I don’t read dead-tree newspapers or magazines very often, but I do seem to have a subscription to the dead tree version of Wired, which reliably arrives in my work mail dip once per month.
I don’t remember subscribing (I believe it was a gift) and I don’t see a price on the front cover. Digging around on the Wired site, I see US residents can get a 12 month subscription for as little as $10, while an international subscription would be $40 for Canada or $70 for the rest of the world. I’m surprised it’s so expensive, given the number of pages given over to adverts.
In November 2007’s edition (issue 15.11), of the first 42 pages, 31 pages were advertisements. In fact, out of all 274 pages of the magazine, there were 148 pages of adverts. That’s 55% of the available space. And that generously excludes sections like this, this, this or this, each of which is either a product comparison or review.
A quick flick through September’s edition of Wired, shows that 101 out of 198 pages, or 51%, were advertisements. Slightly better, but still more than half. (October’s seems to be at work. I’ll add the count for that one when I next see it, unless someone beats me to it). I can’t help wondering what I’d need to pay for that 49% of the magazine if it had not been subsidised by adverts.

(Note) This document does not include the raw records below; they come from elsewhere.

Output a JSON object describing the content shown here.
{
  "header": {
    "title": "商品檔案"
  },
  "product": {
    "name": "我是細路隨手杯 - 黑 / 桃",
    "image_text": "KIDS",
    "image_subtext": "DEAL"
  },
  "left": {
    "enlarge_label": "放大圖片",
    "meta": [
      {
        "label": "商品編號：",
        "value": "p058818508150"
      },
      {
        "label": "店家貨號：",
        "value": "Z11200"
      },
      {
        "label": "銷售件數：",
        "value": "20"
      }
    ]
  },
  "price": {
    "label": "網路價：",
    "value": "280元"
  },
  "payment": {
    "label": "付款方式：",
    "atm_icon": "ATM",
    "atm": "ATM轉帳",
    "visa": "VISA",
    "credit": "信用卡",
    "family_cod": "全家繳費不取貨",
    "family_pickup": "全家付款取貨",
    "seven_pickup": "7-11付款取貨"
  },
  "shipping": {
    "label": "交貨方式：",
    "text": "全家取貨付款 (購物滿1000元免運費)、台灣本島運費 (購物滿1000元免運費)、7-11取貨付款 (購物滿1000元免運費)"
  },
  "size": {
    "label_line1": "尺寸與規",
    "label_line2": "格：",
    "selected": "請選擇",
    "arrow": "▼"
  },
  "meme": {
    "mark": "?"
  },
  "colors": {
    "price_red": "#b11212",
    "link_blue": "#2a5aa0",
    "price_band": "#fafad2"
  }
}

[Photo credit: Louise LeGresley]
Mentioning this to my wife, she tells me I should take a look at women’s magazines some time (particularly fashion magazines like Vogue, which she describes as “sickeningly what-have-I-spent-my-money-on ridiculous”). Well, I think I will.
What are the best, and the worst, magazines for advert:content ratios? Do you have any magazines nearby for which you’d like to share page counts and cover price?
Magazines are one of my guilty pleasures, I’ve cut down but I’m still buying 5 or 6 a week.
I’m thinking the Argos book wins on ad content. :-)
I do get Wired and I actually like the ads in there as they’re for things you don’t see advertised here, or that you can’t buy, or that are advertised differently in America. I also read somewhere that someone reckoned you could measure the current financial state of the tech industry by the thickness of Wired. It did get very thin in the early 2000s.
I don’t really mind ads, even Women’s magazines that have a lot of them are all nice and glossy and beautifully produced. The thing I really don’t like are the leaflets they put inside that fall out all the time and occasionally when they have a really thick piece of card for an ad page, or a free sample of something, it means the magazine doesn’t hold itself open if you put it on the table to read while you’re eating.
Back in the days when I worked on MacUser, we had a ed:ad ratio of roughly 70:30, so 70% editorial content. However, if you surveyed readers and asked them roughly what percentage of the magazine was ads, they’d invariably say over 50%. In fact, very few magazines – even the big thick women’s mags – ever go over 50%, and most are below that.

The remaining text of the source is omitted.